Video Transcript
We have a right-angled triangle
in which we’re given the lengths of two sides. And we’re asked to calculate
angle 𝜃 to the nearest degree.
So, as with any problem for
trigonometry, my first step is to label all three sides of the triangle in
relation to this angle 𝜃. So, we have the opposite, the
adjacent, and the hypotenuse. Now, looking at this triangle,
I can see that it’s the sine ratio that I need because I’ve been given the
lengths of the opposite and the hypotenuse. So, that is O and H, which is
the SOH part of SOHCAHTOA. Now, in this video, they’re all
going to be involving sine because that’s specifically what the video is
about. But in general, if you didn’t
know which of the ratios to use, that’s how you would work it out, by
determining which pair of sides is involved in the ratio.

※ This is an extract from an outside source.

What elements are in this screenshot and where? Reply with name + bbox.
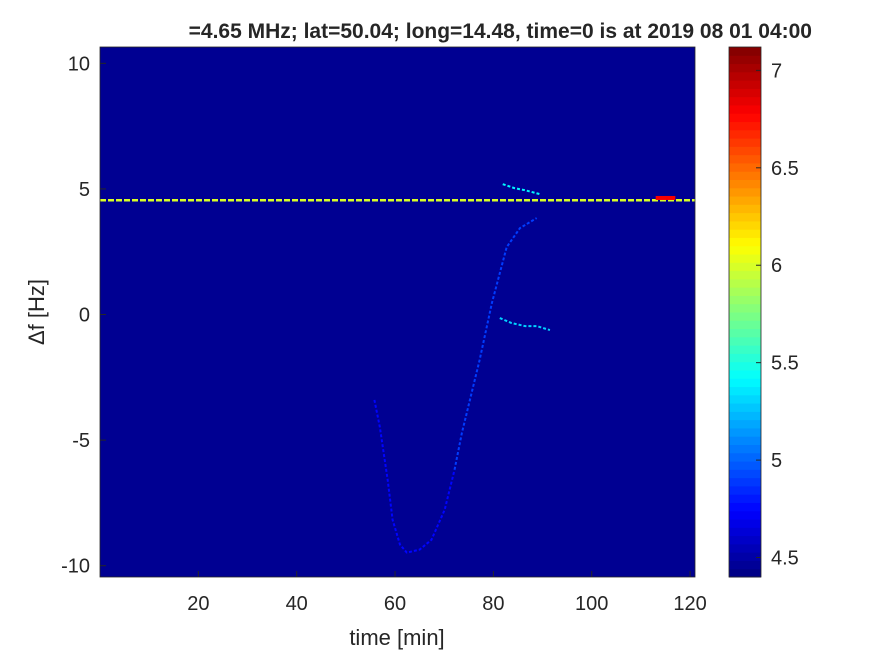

So, I recall the definition of
sine, which is that sin of the angle 𝜃 is equal to the opposite divided by the
hypotenuse. And now, I’m gonna write down
this ratio for this particular triangle. So, I have that sin of 𝜃,
which is unknown, is equal to nine over 16. So, I know the value of the
ratio. And I want to work backwards in
order to find the angle that this ratio belongs to. So, this is why I’m going to
use that inverse sine function that we talked about.

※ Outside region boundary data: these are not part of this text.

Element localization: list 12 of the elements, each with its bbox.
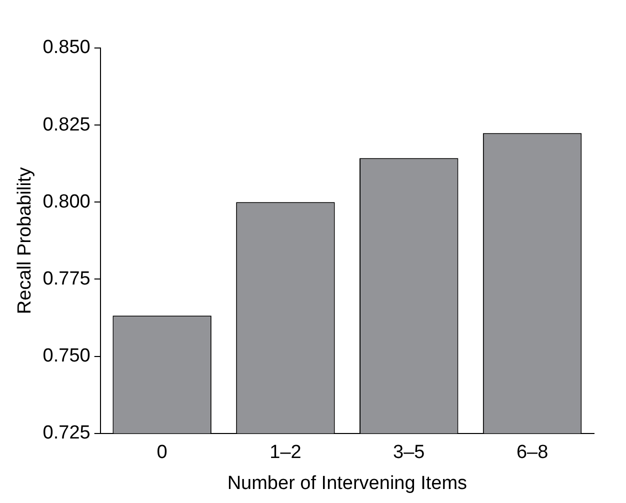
y-tick-label: 0.825 (42, 114, 90, 136)
x-tick-label: 1–2 (270, 442, 302, 464)
y-tick-label: 0.750 (42, 346, 90, 367)
x-tick-label: 3–5 (393, 442, 425, 464)
x-tick-label: 6–8 (516, 442, 548, 464)
y-tick-label: 0.725 (42, 422, 90, 444)
y-tick-label: 0.775 (42, 268, 90, 290)
x-axis-title: Number of Intervening Items (227, 472, 468, 494)
y-tick-label: 0.800 (42, 191, 90, 212)
x-tick-label: 0 (156, 442, 168, 464)
y-axis-title: Recall Probability (14, 166, 36, 314)
y-tick-label: 0.850 (42, 37, 90, 58)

And this tells me that this
angle 𝜃 is equal to the inverse sin of nine over 16. So, I need to use my calculator
to evaluate this. And remember, you may need to
use shift in order to get to that sine inverse button. But that will depend on your
calculator. And when I type this in, I will
get a value of 34.22886 for 𝜃. Now, I’m asked for 𝜃 to the
nearest degree. So, I need to round my
answer. And doing so then, tells me
that 𝜃 is equal to 34 degrees.
So, for this question then, we
identified that it was the sine ratio we needed because we had the opposite and
the hypotenuse. We wrote down the ratio for
this question. And then, we used the inverse
sine function in order to calculate this missing angle 𝜃.